The machines are around five metres long and two metres wide, and resemble something similar in appearance to a treadmill. Costing $20,000, each machine requires no human intervention and can work independently, and according to Seaswarm can locate a spill and transmit its location to other machines using WiFi and GPS. Collectively the machines will work through polluted ocean, and collect all the oil.

The machines are able to do this by soaking up oil with the tread as it skims over the surface, which uses nanotechnology which attracts oil and repels water. Once the tread has collected its fill - around 20 times its own weight in oil - it will deposit the oil collected in the ocean in a bag which can be collected and reused.

The robots are friendly to the environment too; they only require 100 watts of power, the equivalent of a bright light bulb. They also work autonomously and don't need to return to the shore for constant maintenance.

Assaf Biderman, who supervised this project at MIT says, "Because it (conveyor belt) adheres to the surface of the water, it cannot capsize.
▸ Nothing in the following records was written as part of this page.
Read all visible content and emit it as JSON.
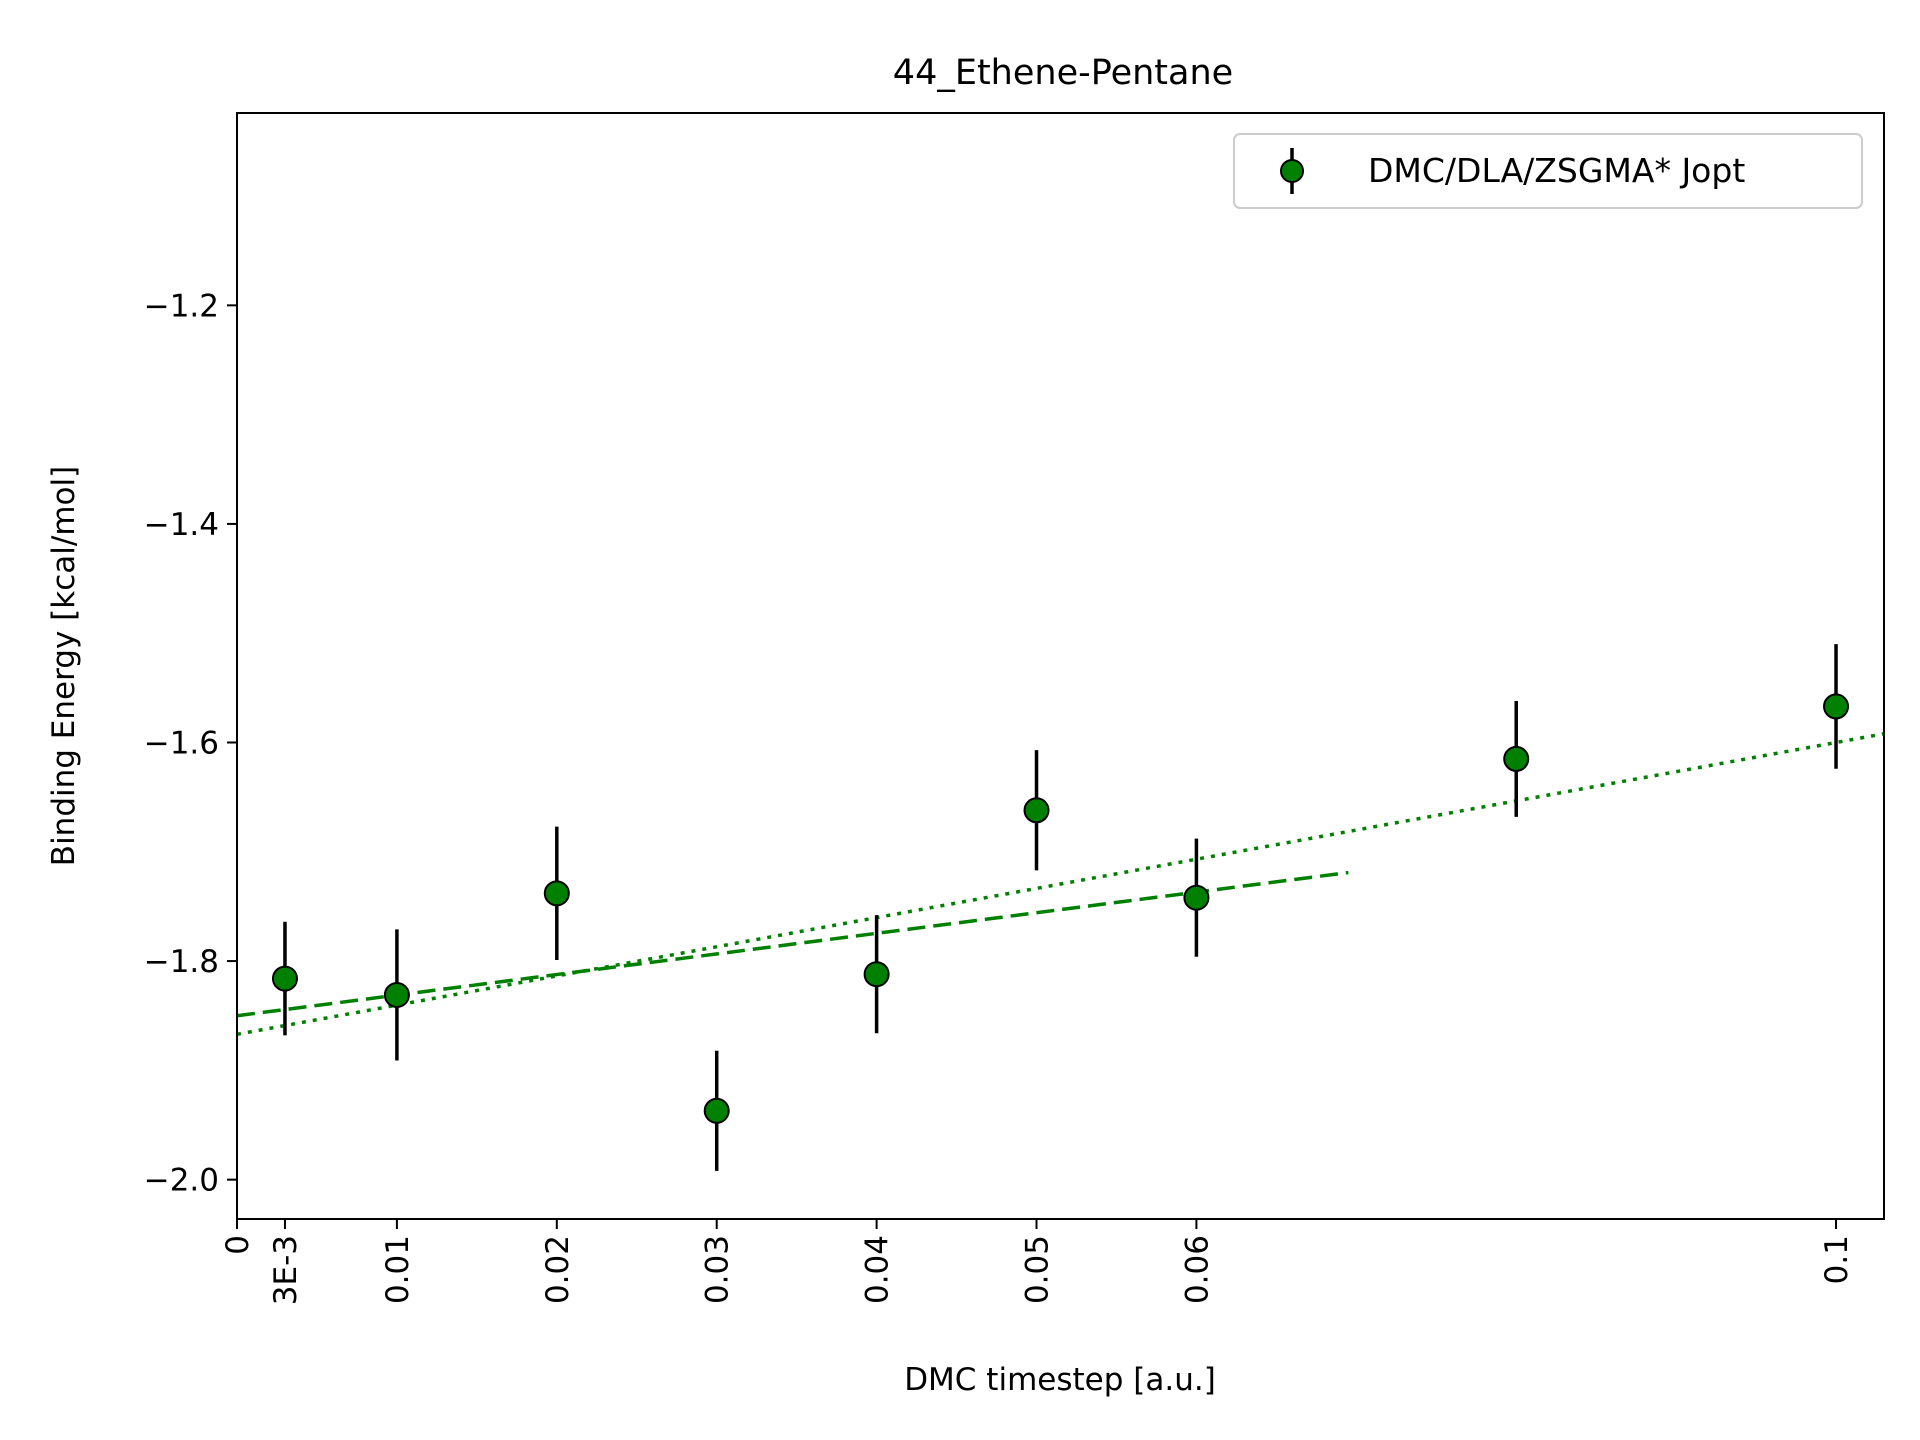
{
  "chart_data": {
    "type": "scatter",
    "title": "44_Ethene-Pentane",
    "xlabel": "DMC timestep [a.u.]",
    "ylabel": "Binding Energy [kcal/mol]",
    "xlim": [
      0,
      0.103
    ],
    "ylim": [
      -2.036,
      -1.024
    ],
    "x_ticks": [
      {
        "value": 0,
        "label": "0"
      },
      {
        "value": 0.003,
        "label": "3E-3"
      },
      {
        "value": 0.01,
        "label": "0.01"
      },
      {
        "value": 0.02,
        "label": "0.02"
      },
      {
        "value": 0.03,
        "label": "0.03"
      },
      {
        "value": 0.04,
        "label": "0.04"
      },
      {
        "value": 0.05,
        "label": "0.05"
      },
      {
        "value": 0.06,
        "label": "0.06"
      },
      {
        "value": 0.1,
        "label": "0.1"
      }
    ],
    "y_ticks": [
      {
        "value": -1.2,
        "label": "−1.2"
      },
      {
        "value": -1.4,
        "label": "−1.4"
      },
      {
        "value": -1.6,
        "label": "−1.6"
      },
      {
        "value": -1.8,
        "label": "−1.8"
      },
      {
        "value": -2.0,
        "label": "−2.0"
      }
    ],
    "grid": false,
    "legend_position": "top-right",
    "series": [
      {
        "name": "DMC/DLA/ZSGMA* Jopt",
        "color": "#008000",
        "marker_edge": "#000000",
        "errorbar_color": "#000000",
        "points": [
          {
            "x": 0.003,
            "y": -1.816,
            "err": 0.052
          },
          {
            "x": 0.01,
            "y": -1.831,
            "err": 0.06
          },
          {
            "x": 0.02,
            "y": -1.738,
            "err": 0.061
          },
          {
            "x": 0.03,
            "y": -1.937,
            "err": 0.055
          },
          {
            "x": 0.04,
            "y": -1.812,
            "err": 0.054
          },
          {
            "x": 0.05,
            "y": -1.662,
            "err": 0.055
          },
          {
            "x": 0.06,
            "y": -1.742,
            "err": 0.054
          },
          {
            "x": 0.08,
            "y": -1.615,
            "err": 0.053
          },
          {
            "x": 0.1,
            "y": -1.567,
            "err": 0.057
          }
        ]
      }
    ],
    "fit_lines": [
      {
        "style": "dashed",
        "color": "#008000",
        "x": [
          0,
          0.0695
        ],
        "y": [
          -1.85,
          -1.719
        ]
      },
      {
        "style": "dotted",
        "color": "#008000",
        "x": [
          0,
          0.103
        ],
        "y": [
          -1.867,
          -1.592
        ]
      }
    ]
  }
}
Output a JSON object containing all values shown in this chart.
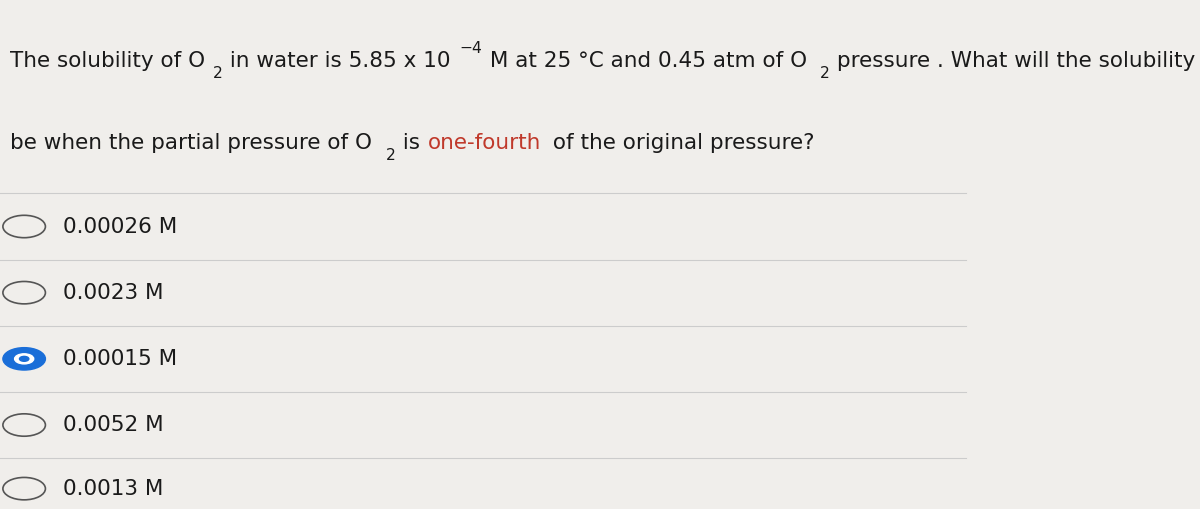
{
  "background_color": "#f0eeeb",
  "question_line1_parts": [
    {
      "text": "The solubility of O",
      "style": "normal",
      "color": "#1a1a1a"
    },
    {
      "text": "2",
      "style": "sub",
      "color": "#1a1a1a"
    },
    {
      "text": " in water is 5.85 x 10",
      "style": "normal",
      "color": "#1a1a1a"
    },
    {
      "text": "−4",
      "style": "super",
      "color": "#1a1a1a"
    },
    {
      "text": " M at 25 °C and 0.45 atm of O",
      "style": "normal",
      "color": "#1a1a1a"
    },
    {
      "text": "2",
      "style": "sub",
      "color": "#1a1a1a"
    },
    {
      "text": " pressure . What will the solubility",
      "style": "normal",
      "color": "#1a1a1a"
    }
  ],
  "question_line2_parts": [
    {
      "text": "be when the partial pressure of O",
      "style": "normal",
      "color": "#1a1a1a"
    },
    {
      "text": "2",
      "style": "sub",
      "color": "#1a1a1a"
    },
    {
      "text": " is ",
      "style": "normal",
      "color": "#1a1a1a"
    },
    {
      "text": "one-fourth",
      "style": "normal",
      "color": "#c0392b"
    },
    {
      "text": " of the original pressure?",
      "style": "normal",
      "color": "#1a1a1a"
    }
  ],
  "options": [
    {
      "label": "0.00026 M",
      "selected": false
    },
    {
      "label": "0.0023 M",
      "selected": false
    },
    {
      "label": "0.00015 M",
      "selected": true
    },
    {
      "label": "0.0052 M",
      "selected": false
    },
    {
      "label": "0.0013 M",
      "selected": false
    }
  ],
  "divider_color": "#cccccc",
  "circle_color_unselected": "#555555",
  "circle_color_selected_fill": "#1a6ed8",
  "circle_color_selected_border": "#1a6ed8",
  "text_color": "#1a1a1a",
  "font_size_question": 15.5,
  "font_size_options": 15.5
}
So it can withstand quite severe weather. Imagine this like a leaf that lands on the surface of the water and moves with the waves and the currents and cannot be flipped over."

The team at MIT have calculated that if the Seaswarm robots were deployed during the current Gulf of Mexico oil spill, the costs of collecting the surface oil would have been significantly reduced. Biderman claimed that 10,000 Seaswarm robots could have cleaned up the oil in two months and the cost of the whole operation would have amounted to $100 million to $200 million.

"Ideally, when spillage happens, the best thing to do is to contain it right where the spillage occurs. But quite often the oil goes out of containment, and this is where this technology would be most effective," he said.